Après que Jésus fut parti de là, les scribes et les pharisiens se mirent à lui en vouloir terriblement, et ils le harcelaient de questions; ils étaient à l'affût pour s'emparer d'une de ses paroles.

Application

L'Évangile d'aujourd'hui nous invite à réfléchir à deux points importants. Premièrement, comment réagissons-nous lorsque des personnes nous remettent en question ou nous défient ? Deuxièmement, portons-nous-en nous les péchés de notre génération ? Jésus semble répondre à ces questions en nous enseignant comment grandir spirituellement et humainement, même lorsque notre environnement ou les valeurs de notre génération s'opposent à nous.

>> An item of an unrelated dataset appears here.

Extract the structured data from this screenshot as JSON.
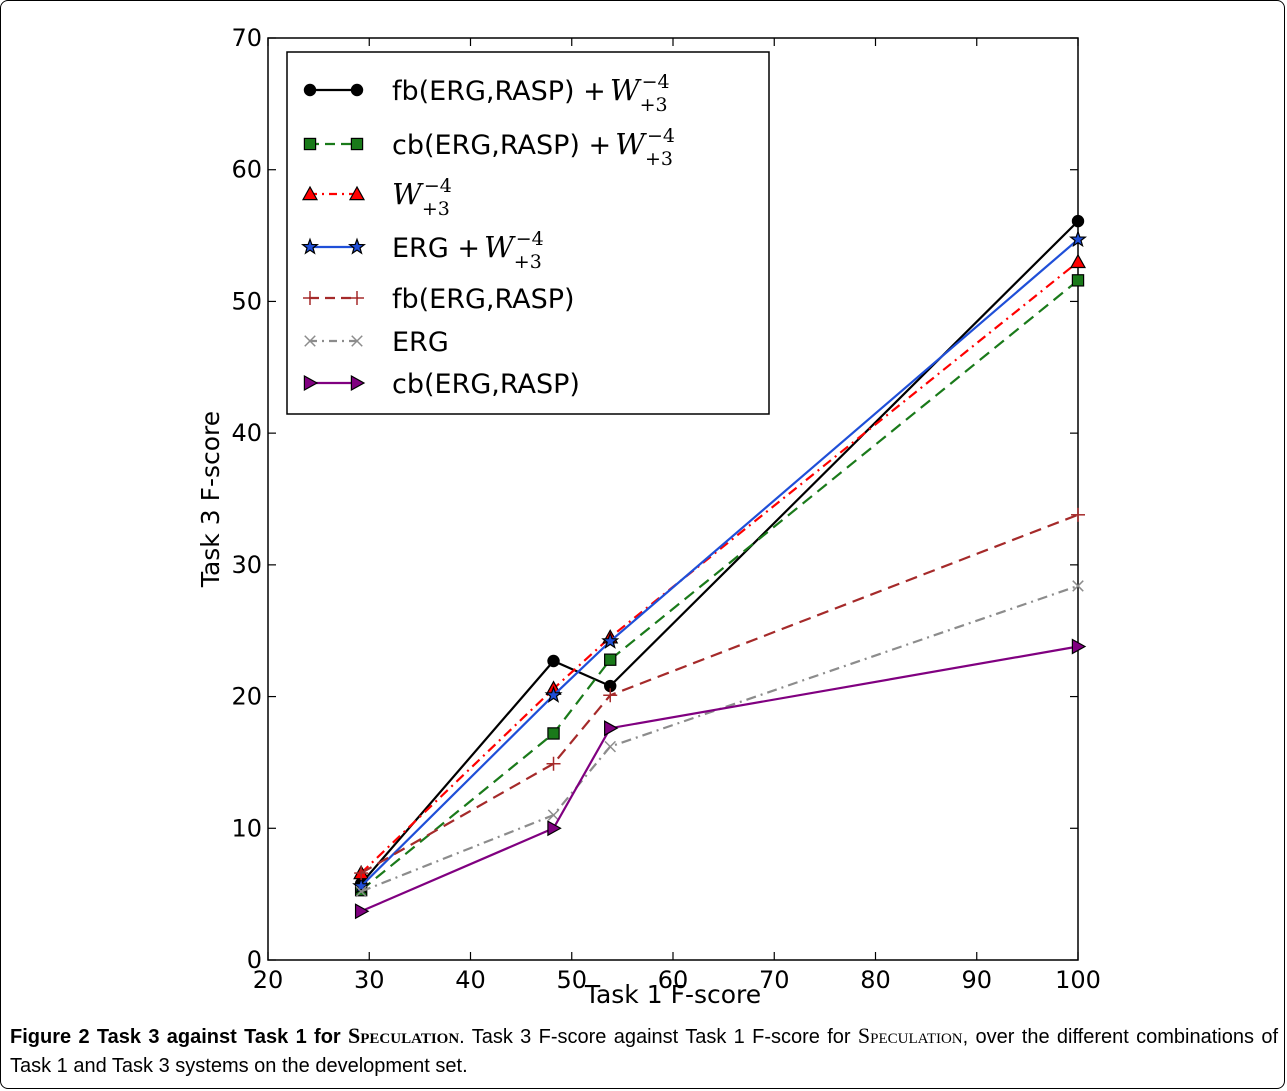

Face aux défis, notre réaction naturelle est souvent de répondre avec hostilité, et si nous avons le pouvoir, nous cherchons à faire taire ou à vaincre ceux qui nous opposent. Cependant, Jésus nous enseigne à affronter ces situations avec courage et humilité, en examinant attentivement si le défi est valide. Si le défi est justifié, nous devrions rechercher des moyens de nous améliorer, en éliminant les obstacles qui freinent notre croissance. Dans la société actuelle, ceux qui lancent des défis sont souvent accueillis avec hostilité, beaucoup étant prompts à juger ou à détruire ces personnes. Possédons-nous la capacité d'accepter l'humilité et l'ouverture dans de tels moments ?

Le second point est moins immédiat, mais tout aussi important : la question de la « génération » à laquelle nous appartenons. Chacun de nous est façonné par son époque, sa société et sa culture. Cependant, Jésus nous encourage à affronter notre génération avec ouverture et courage, à la remettre en question lorsque cela est nécessaire, et à créer un espace pour la transformation intérieure. Jésus se soucie que nous utilisions notre liberté pour choisir une voie meilleure, plutôt que de nous conformer aux péchés de notre génération ou de notre société. Nous sommes appelés à assumer la responsabilité de nos actions et à continuer d'avancer, en veillant à ce que notre chemin soit juste devant Dieu. Paul est notre meilleur exemple. Il a chéri sa nouvelle identité en Christ comme plus précieuse que ses anciennes voies, apportant un changement intérieur et partageant cette transformation avec les autres. Jésus espère que nous imiterons Paul, en nous libérant des fardeaux du passé et en apprenant à vivre notre identité divine, en tant qu'enfants de Dieu, avec dignité.
P. Terry, Cmf.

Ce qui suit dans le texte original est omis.